P4DTI issue job000443

TitleReplicator needlessly re-does work
Statussuspended
Priorityessential
Assigned userNick Barnes
OrganizationRavenbrook
DescriptionThe replicator interprets many errors when replicating to Perforce as general server errors. This causes it to abandon the current poll and start over next time. However, if the error isn't a general server error then this starting over is needlessly wasteful, and can cause unnecessary conflicts.
This came up again in job00485.
AnalysisSee the customer report [1] for an example of an error when replicating to Perforce and a description of how bad the problem can be when it fails. See also my analysis [2]. It's hard to find a good solution to this. Here are some possibilities, and what's wrong with them:
1. Continue when you get an error in replicating to Perforce. (Goes very wrong if it error is a real server but misinterpreted. Also, it leaves the issue in an inconsistent state, violating requirement 1.)
2. Remember locally to the replicator that the issue needs to be replicated again. Don't forget to notice and take appropriate action when it also appears in the course of normal replication! (If the problem doesn't go away, the administrator gets an e-mail every poll. Also, when the replicator stops, we forget that the issue needs to be replicated and leave it inconsistent.)
3. Remember in the defect tracker database that the issue needs to be replicated again. (If the problem doesn't go away, the administrator gets an e-mail every poll.)
3b. [NB 2002-03-27] Flag problem jobs and issues. In every poll, try to replicate all the problem jobs and issues. Send e-mail if you succeed, but not if you fail. Don't fail the poll for a failed replication of a problem job or issue.
4. As 2 or 3, but keep a separate list of issues with problems replicating them to Perforce, and apply exponential back-off to these issues only. (Complex. E-mail volume might still not be acceptable.)
5. This wouldn't be so bad if the replicator didn't generate so much email when a lot of jobs conflict. See job000444.

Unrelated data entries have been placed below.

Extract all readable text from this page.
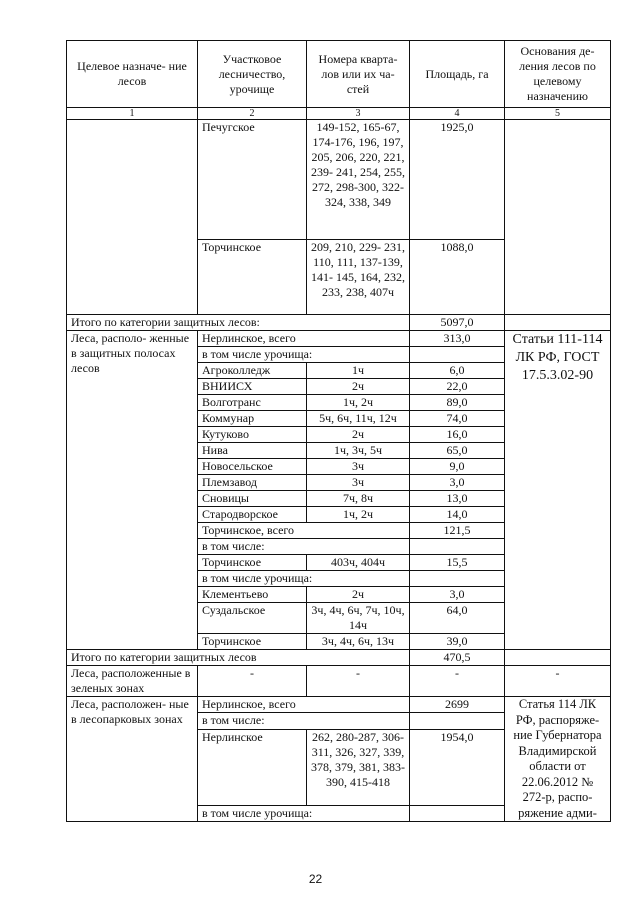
Целевое назначе- ние лесов	Участковое лесничество, урочище	Номера кварта- лов или их ча- стей	Площадь, га	Основания де- ления лесов по целевому назначению
1	2	3	4	5
	Печугское	149-152, 165-67, 174-176, 196, 197, 205, 206, 220, 221, 239- 241, 254, 255, 272, 298-300, 322-324, 338, 349	1925,0	
	Торчинское	209, 210, 229- 231, 110, 111, 137-139, 141- 145, 164, 232, 233, 238, 407ч	1088,0	
Итого по категории защитных лесов:			5097,0	
Леса, располо- женные в защитных полосах лесов	Нерлинское, всего		313,0	Статьи 111-114 ЛК РФ, ГОСТ 17.5.3.02-90
	в том числе урочища:			
	Агроколледж	1ч	6,0	
	ВНИИСХ	2ч	22,0	
	Волготранс	1ч, 2ч	89,0	
	Коммунар	5ч, 6ч, 11ч, 12ч	74,0	
	Кутуково	2ч	16,0	
	Нива	1ч, 3ч, 5ч	65,0	
	Новосельское	3ч	9,0	
	Племзавод	3ч	3,0	
	Сновицы	7ч, 8ч	13,0	
	Стародворское	1ч, 2ч	14,0	
	Торчинское, всего		121,5	
	в том числе:			
	Торчинское	403ч, 404ч	15,5	
	в том числе урочища:			
	Клементьево	2ч	3,0	
	Суздальское	3ч, 4ч, 6ч, 7ч, 10ч, 14ч	64,0	
	Торчинское	3ч, 4ч, 6ч, 13ч	39,0	
Итого по категории защитных лесов			470,5	
Леса, расположенные в зеленых зонах	-	-	-	-
Леса, расположен- ные в лесопарковых зонах	Нерлинское, всего		2699	Статья 114 ЛК РФ, распоряже- ние Губернатора Владимирской области от 22.06.2012 № 272-р, распо- ряжение адми-
	в том числе:			
	Нерлинское	262, 280-287, 306-311, 326, 327, 339, 378, 379, 381, 383- 390, 415-418	1954,0	
	в том числе урочища:			
22
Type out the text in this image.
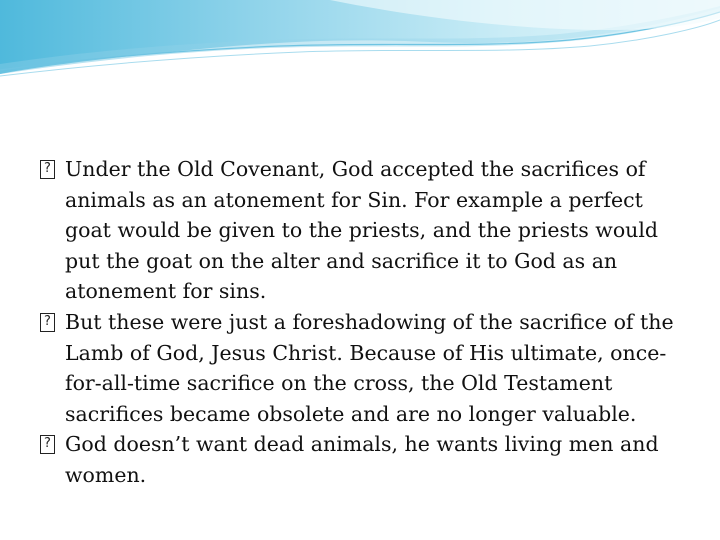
? Under the Old Covenant, God accepted the sacrifices of animals as an atonement for Sin. For example a perfect goat would be given to the priests, and the priests would put the goat on the alter and sacrifice it to God as an atonement for sins.
? But these were just a foreshadowing of the sacrifice of the Lamb of God, Jesus Christ. Because of His ultimate, once-for-all-time sacrifice on the cross, the Old Testament sacrifices became obsolete and are no longer valuable.
? God doesn’t want dead animals, he wants living men and women.
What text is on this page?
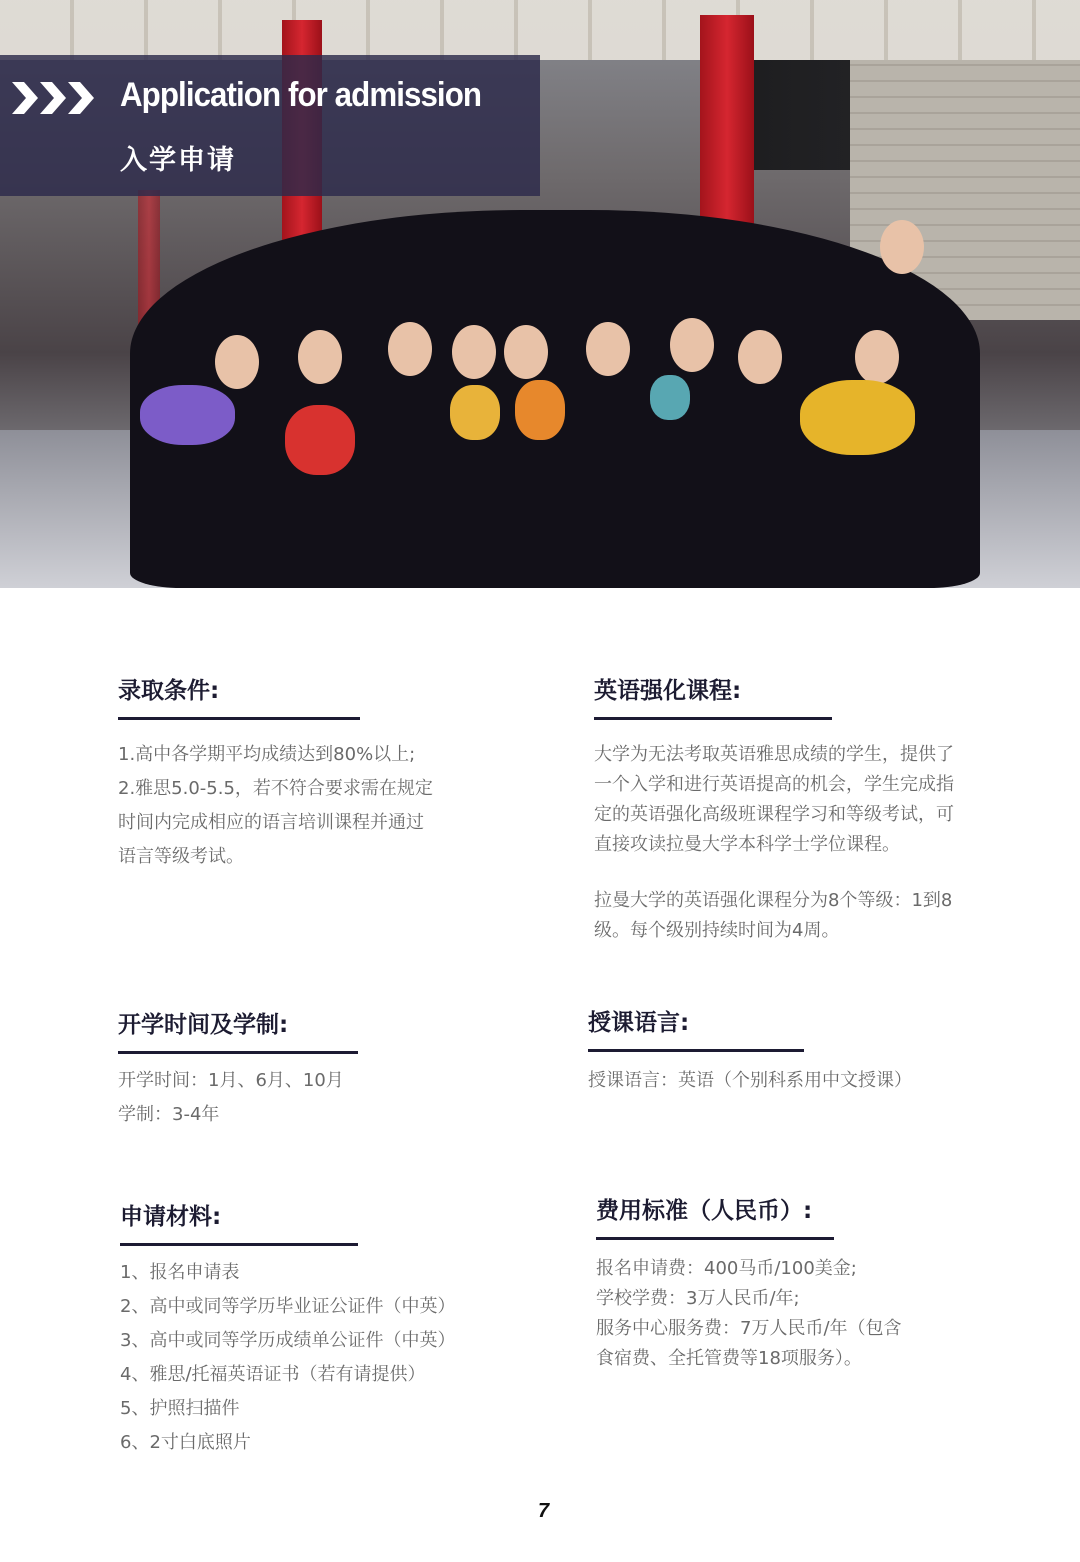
Application for admission
入学申请
录取条件:

1.高中各学期平均成绩达到80%以上;

2.雅思5.0-5.5，若不符合要求需在规定

时间内完成相应的语言培训课程并通过

语言等级考试。

英语强化课程:

大学为无法考取英语雅思成绩的学生，提供了

一个入学和进行英语提高的机会，学生完成指

定的英语强化高级班课程学习和等级考试，可

直接攻读拉曼大学本科学士学位课程。

拉曼大学的英语强化课程分为8个等级：1到8

级。每个级别持续时间为4周。

开学时间及学制:

开学时间：1月、6月、10月

学制：3-4年

授课语言:

授课语言：英语（个别科系用中文授课）

申请材料:

1、报名申请表

2、高中或同等学历毕业证公证件（中英）

3、高中或同等学历成绩单公证件（中英）

4、雅思/托福英语证书（若有请提供）

5、护照扫描件

6、2寸白底照片

费用标准（人民币）:

报名申请费：400马币/100美金;

学校学费：3万人民币/年;

服务中心服务费：7万人民币/年（包含

食宿费、全托管费等18项服务）。

7
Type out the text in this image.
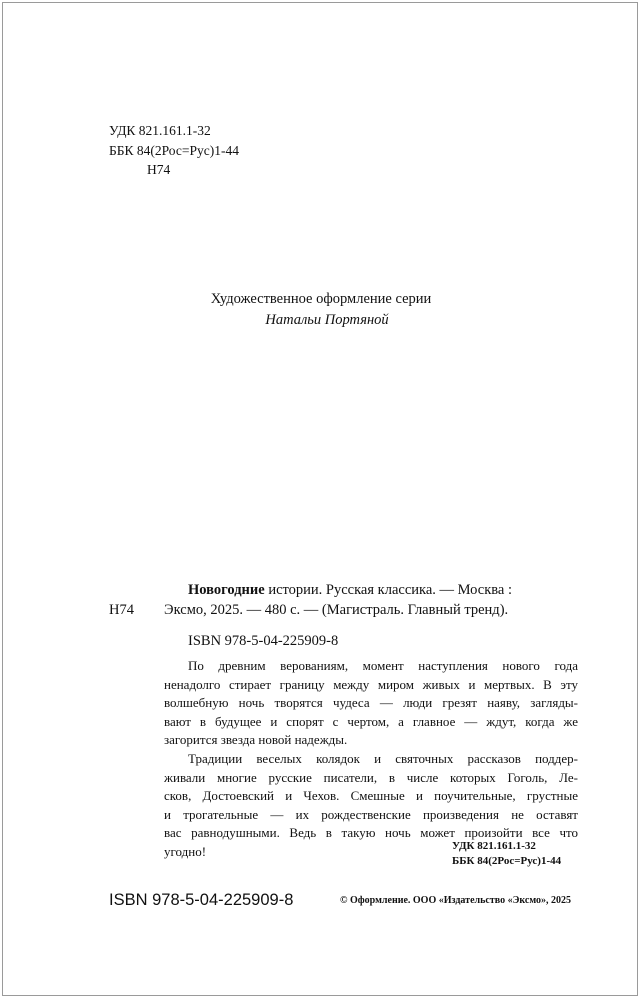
УДК 821.161.1-32
ББК 84(2Рос=Рус)1-44
Н74
Художественное оформление серии
Натальи Портяной
Новогодние истории. Русская классика. — Москва :
Н74 Эксмо, 2025. — 480 с. — (Магистраль. Главный тренд).
ISBN 978-5-04-225909-8
По древним верованиям, момент наступления нового года
ненадолго стирает границу между миром живых и мертвых. В эту
волшебную ночь творятся чудеса — люди грезят наяву, загляды-
вают в будущее и спорят с чертом, а главное — ждут, когда же
загорится звезда новой надежды.
Традиции веселых колядок и святочных рассказов поддер-
живали многие русские писатели, в числе которых Гоголь, Ле-
сков, Достоевский и Чехов. Смешные и поучительные, грустные
и трогательные — их рождественские произведения не оставят
вас равнодушными. Ведь в такую ночь может произойти все что
угодно!	УДК 821.161.1-32
ББК 84(2Рос=Рус)1-44
ISBN 978-5-04-225909-8	© Оформление. ООО «Издательство «Эксмо», 2025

See Michael Biczynski's analysis [3].
How foundcustomer
Evidence[1] <http://info.ravenbrook.com/mail/2001/12/19/02-54-20/0.txt>
[2] <http://info.ravenbrook.com/mail/2001/12/19/16-26-34/0.txt>
[3] <http://info.ravenbrook.com/mail/2001/12/19/19-05-25/0.txt>
Observed in1.2.1
Created byGareth Rees
Created on2001-12-19 16:51:38
Last modified byNick Barnes
Last modified on2018-07-05 17:27:53
History2001-12-19 GDR Created.
       2018-07-05 NB Suspended because the P4DTI is obsolete.